Make Your B2B Brand Strategy Relevant to the Sales Team

You’ve analyzed your brand strengths and weaknesses, conducted research to understand your brand equity relative to key competitors, identified open market positions, developed your brand strategy, and set tactical marketing plans into motion.

But what have you done to help the sales team embrace and operationalize your brand strategy? Have you helped them understand how it will make them more successful? Put more bluntly, have you told them what’s in it for them?

As many B2B marketers can attest to, the sales team doesn’t always embrace the marketing team’s brand strategy. One barrier is a degree of mistrust between sales and marketing. But much of the resistance stems from differences in the two teams’ motivations and KPIs. Marketing has the responsibility—and luxury—to think in terms of long-term strategies. Sales must meet its numbers today. The inherent tension between these two sets of objectives can send sales and marketing down different paths, weakening both.

Improving alignment on brand strategy across sales and marketing benefits any B2B firm but is especially valuable for organizations that have modest marketing operations, but extensive sales teams. In practical terms the sales reps are often the primary channel for a company’s brand strategy.

One way to improve the alignment and encourage the sales team to take ownership of your brand strategy is to treat them as your customer and sell them on the strategy. Effective brand strategies are built on understanding the needs of the end-customers and articulating, and positioning why:

  • Your solution meets their needs better than their current vendor;
  • It’s worth the pain-and-suffering of switching to your product/service;
  • And, how your solution will improve their desired business outcomes

As a B2B marketer, if you can address these same questions for your sales team about your brand strategy you gain a much higher chance that Sales acts on the strategy – they will buy it.
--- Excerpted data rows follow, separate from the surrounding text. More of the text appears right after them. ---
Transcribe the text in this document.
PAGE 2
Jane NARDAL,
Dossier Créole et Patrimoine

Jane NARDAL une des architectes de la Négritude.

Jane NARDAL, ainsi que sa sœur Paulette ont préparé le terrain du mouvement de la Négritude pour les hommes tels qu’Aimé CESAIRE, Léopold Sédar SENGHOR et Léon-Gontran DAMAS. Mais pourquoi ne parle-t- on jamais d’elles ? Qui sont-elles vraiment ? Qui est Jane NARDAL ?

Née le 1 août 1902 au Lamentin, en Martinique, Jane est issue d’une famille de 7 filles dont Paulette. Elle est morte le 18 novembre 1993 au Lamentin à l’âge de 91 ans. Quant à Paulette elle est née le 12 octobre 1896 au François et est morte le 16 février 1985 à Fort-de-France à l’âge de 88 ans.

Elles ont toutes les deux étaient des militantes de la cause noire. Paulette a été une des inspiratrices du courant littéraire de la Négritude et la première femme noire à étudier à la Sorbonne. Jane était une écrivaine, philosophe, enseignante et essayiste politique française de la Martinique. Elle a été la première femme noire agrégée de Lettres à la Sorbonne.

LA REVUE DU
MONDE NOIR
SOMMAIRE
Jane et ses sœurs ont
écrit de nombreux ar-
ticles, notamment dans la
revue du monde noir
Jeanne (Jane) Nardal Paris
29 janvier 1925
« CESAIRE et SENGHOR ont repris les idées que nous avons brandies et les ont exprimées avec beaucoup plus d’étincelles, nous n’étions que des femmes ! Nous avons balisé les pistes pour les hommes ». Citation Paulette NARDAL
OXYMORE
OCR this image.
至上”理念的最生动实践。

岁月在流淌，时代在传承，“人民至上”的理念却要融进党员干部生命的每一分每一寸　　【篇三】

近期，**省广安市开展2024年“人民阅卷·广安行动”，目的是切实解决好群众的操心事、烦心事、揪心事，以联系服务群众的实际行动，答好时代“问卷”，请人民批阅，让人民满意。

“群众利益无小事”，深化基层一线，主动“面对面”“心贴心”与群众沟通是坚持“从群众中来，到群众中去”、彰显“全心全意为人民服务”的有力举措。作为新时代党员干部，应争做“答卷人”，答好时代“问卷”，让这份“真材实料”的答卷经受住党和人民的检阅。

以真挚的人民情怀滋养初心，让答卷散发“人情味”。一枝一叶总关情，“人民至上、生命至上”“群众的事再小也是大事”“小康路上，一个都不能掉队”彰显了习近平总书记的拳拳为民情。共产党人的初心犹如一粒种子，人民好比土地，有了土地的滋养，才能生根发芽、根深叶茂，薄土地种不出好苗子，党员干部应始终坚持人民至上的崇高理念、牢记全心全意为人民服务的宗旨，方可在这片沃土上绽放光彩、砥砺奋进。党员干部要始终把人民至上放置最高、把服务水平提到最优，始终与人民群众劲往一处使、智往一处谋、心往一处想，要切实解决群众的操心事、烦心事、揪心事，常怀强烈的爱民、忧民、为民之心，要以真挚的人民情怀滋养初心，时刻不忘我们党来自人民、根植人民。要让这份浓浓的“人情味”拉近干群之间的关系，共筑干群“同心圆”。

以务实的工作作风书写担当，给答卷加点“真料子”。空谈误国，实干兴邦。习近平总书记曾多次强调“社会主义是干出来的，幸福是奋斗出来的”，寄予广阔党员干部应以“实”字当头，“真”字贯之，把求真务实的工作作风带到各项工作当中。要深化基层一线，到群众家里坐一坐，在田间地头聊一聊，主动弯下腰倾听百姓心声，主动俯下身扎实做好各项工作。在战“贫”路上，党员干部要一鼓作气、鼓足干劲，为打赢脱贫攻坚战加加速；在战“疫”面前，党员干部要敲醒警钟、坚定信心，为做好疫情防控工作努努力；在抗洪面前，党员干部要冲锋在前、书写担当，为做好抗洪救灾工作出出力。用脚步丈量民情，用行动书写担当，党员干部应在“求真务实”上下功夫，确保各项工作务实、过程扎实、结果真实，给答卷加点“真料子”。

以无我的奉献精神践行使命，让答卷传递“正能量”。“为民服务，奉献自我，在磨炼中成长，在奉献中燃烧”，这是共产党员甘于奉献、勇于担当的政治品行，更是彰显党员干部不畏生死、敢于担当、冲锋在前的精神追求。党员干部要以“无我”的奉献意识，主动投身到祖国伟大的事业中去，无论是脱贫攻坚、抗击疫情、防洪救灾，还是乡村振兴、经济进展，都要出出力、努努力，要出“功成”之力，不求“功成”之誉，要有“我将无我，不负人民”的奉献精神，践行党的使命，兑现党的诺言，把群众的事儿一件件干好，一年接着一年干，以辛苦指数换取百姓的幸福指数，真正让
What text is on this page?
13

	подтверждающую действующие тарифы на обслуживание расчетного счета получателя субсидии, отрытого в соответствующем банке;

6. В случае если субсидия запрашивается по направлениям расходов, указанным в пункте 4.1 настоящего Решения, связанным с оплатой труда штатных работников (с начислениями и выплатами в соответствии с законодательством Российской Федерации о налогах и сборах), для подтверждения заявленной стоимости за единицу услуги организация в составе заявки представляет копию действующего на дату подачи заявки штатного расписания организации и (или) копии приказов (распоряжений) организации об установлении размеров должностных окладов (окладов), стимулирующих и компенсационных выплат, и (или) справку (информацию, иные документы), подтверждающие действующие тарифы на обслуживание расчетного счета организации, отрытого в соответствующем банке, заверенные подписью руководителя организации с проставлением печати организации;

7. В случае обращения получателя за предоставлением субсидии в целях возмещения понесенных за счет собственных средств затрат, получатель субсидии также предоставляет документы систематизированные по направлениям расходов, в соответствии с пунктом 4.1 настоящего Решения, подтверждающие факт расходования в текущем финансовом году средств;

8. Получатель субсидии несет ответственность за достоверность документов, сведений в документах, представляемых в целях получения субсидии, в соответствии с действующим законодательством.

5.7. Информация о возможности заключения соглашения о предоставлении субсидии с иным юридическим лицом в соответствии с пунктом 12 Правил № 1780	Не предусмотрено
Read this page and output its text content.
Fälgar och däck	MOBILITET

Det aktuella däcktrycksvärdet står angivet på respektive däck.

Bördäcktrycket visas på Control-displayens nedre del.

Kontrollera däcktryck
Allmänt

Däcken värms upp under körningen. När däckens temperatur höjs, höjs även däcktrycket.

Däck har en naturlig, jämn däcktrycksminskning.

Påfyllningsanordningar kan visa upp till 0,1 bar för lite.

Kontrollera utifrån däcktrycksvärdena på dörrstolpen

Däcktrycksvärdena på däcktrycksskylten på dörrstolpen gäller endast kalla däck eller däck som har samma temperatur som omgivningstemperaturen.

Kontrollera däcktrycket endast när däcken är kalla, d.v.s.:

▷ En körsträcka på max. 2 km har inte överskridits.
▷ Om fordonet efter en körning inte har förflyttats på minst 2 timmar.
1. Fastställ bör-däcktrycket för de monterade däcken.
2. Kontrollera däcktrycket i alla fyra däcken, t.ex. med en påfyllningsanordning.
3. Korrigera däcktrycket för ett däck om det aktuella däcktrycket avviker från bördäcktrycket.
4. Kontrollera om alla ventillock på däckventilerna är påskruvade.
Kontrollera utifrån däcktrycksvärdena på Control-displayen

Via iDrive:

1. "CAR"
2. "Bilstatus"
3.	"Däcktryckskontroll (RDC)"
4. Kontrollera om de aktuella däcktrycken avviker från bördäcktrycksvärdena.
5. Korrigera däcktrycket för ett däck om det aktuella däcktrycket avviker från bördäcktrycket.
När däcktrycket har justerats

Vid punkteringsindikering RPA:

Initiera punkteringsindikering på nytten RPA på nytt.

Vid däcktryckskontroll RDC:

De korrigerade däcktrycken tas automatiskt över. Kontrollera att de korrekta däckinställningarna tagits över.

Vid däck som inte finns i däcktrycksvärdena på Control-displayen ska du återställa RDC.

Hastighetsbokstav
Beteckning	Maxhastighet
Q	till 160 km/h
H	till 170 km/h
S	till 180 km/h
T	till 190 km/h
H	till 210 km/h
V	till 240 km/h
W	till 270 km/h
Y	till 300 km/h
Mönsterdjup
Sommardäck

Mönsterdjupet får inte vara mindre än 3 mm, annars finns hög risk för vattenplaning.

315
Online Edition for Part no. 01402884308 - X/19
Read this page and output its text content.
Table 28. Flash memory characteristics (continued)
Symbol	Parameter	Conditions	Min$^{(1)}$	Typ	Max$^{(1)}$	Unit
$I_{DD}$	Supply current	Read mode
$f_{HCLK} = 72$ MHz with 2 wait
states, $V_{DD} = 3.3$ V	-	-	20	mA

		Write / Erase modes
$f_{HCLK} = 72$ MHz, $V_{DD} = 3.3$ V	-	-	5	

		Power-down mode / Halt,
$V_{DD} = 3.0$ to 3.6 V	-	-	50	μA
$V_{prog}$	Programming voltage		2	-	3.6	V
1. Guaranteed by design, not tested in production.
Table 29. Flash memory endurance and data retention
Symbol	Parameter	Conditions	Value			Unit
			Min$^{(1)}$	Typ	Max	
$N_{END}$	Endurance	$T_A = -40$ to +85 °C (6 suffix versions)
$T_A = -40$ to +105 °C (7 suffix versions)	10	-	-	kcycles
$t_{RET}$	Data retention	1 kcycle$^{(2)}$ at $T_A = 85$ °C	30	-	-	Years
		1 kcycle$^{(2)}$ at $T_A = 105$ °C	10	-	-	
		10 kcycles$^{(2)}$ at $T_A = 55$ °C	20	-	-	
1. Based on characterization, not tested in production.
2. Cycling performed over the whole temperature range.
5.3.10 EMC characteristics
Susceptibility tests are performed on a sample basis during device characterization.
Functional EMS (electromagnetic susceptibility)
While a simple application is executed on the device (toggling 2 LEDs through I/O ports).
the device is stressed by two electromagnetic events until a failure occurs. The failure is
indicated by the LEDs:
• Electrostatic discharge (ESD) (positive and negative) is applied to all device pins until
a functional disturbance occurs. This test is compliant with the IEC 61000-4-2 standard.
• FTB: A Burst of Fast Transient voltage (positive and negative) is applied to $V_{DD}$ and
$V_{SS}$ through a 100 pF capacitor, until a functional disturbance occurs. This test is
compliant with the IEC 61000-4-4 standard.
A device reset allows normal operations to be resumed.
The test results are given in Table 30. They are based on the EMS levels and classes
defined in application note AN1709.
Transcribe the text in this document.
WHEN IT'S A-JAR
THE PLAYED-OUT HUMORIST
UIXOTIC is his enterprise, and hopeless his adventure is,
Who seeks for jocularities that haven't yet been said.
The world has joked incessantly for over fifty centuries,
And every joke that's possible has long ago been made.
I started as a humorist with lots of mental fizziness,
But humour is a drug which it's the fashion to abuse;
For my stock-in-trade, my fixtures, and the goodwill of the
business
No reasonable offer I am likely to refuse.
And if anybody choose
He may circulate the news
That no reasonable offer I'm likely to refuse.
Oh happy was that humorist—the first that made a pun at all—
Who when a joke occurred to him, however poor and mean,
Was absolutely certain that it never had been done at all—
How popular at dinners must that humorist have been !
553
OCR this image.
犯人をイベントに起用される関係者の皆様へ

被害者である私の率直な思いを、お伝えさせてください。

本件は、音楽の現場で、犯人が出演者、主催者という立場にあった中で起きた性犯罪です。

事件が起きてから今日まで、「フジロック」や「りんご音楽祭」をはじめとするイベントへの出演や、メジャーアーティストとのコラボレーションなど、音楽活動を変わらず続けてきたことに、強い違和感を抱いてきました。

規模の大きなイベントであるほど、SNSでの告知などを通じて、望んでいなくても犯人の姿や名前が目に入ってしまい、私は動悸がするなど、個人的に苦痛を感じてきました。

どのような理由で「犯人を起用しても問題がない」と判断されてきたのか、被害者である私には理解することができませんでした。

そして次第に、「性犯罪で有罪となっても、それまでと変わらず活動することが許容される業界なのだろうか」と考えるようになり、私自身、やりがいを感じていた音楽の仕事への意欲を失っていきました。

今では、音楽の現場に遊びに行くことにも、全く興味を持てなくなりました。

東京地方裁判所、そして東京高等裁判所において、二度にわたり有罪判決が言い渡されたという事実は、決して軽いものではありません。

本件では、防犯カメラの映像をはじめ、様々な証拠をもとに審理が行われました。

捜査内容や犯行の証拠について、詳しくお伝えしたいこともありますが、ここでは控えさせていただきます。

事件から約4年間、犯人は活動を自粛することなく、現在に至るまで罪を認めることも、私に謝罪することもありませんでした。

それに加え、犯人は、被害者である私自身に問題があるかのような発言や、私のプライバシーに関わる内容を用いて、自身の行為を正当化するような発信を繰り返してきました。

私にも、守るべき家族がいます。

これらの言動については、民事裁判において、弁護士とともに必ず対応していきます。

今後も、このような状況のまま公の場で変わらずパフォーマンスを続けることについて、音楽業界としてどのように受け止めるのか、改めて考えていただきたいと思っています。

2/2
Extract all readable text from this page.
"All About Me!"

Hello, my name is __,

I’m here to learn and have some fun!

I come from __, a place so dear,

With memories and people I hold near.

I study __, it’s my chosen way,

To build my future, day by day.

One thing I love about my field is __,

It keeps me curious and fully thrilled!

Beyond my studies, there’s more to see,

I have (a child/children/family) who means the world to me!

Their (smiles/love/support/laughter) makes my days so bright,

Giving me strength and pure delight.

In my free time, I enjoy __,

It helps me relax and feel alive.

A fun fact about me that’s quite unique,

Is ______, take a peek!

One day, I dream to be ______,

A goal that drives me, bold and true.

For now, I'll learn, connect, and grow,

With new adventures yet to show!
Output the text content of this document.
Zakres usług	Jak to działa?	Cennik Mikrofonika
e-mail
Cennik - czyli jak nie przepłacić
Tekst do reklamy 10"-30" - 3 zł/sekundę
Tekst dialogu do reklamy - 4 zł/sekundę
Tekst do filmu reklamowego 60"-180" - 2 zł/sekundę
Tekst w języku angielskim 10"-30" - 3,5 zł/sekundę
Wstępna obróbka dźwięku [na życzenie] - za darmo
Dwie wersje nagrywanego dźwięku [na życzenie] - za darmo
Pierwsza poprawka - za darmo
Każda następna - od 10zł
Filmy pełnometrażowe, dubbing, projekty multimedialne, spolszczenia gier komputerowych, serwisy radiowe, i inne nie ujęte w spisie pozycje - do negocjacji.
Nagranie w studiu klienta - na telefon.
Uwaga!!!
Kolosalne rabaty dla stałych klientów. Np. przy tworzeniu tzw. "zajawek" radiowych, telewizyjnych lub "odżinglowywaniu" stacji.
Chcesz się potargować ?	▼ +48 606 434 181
Answering these questions requires more than just presenting the brand strategy in a slimmed-down strategy deck. It requires understanding how the sales team operates, their pain points, etc. To do this we recommend conducting internal research with three levels of your company’s sales organization: Sales leadership, sales managers and frontline sales reps.

Sales Leadership: Your sales leadership sets the tone and broad strategies for the sales force. This includes the type of sales approach used (Challenger, Sandler, etc.) which sets the framework for how sales reps interact with customers and prospects – how they identify prospects, the questions they ask, how they present your product’s benefits, etc. It is also important to understand how your sales leaders view the market, competitors and your competitive differentiation. If your brand strategy varies too much from how sales leaders view the world, they will struggle to trust your recommendations.

Sales Managers: Your sales managers can help you understand the specifics of your company’s sales process: What’s presented in the first call, how much does the prospect usually know about your product/service, when is collateral provided, at what point are different stakeholders involved in the conversation, how much interaction do reps have with clients (literally number of calls, length of calls, number of emails), etc.

Frontline Sales Reps: If you want frontline sales reps to embrace the brand strategy you need to understand their needs, fears and challenges. Their income and job security depend on their ability to sell. Being human, this makes it hard for them to switch from an approach they feel is working, even if a new approach is better in theory.

Once you understand your sales team’s perspectives, processes, needs and challenges you will be in a better position to articulate how your brand strategy plays a role in every stage of the sales process from identifying the prospects mostly likely to buy to upselling customers. In addition, you will better understand how to incorporate the brand strategy into the sales process in a way that minimizes the amount of disruption to the sales team.

The outcomes of the process are typically shared with the sales team in multiple formats, including an overall strategic plan for the sales leadership that demonstrates how the brand strategy fits with their sales protocols and process, refinements to sales playbooks and training documents, and workshops and training sessions with sales managers and frontline reps. The more open and collaborative these sessions are, the more likely the sales reps are to embrace and own the brand strategy.

Isurus partners with onPurpose Growth to help B2B marketers work through this process and build the linkage between brand strategy and on the ground sales. While, we bring expertise, experience and resources to the process, B2B marketers can handle the process internally by following the steps outlined above and improve the chances that their sales function buys what marketing is selling.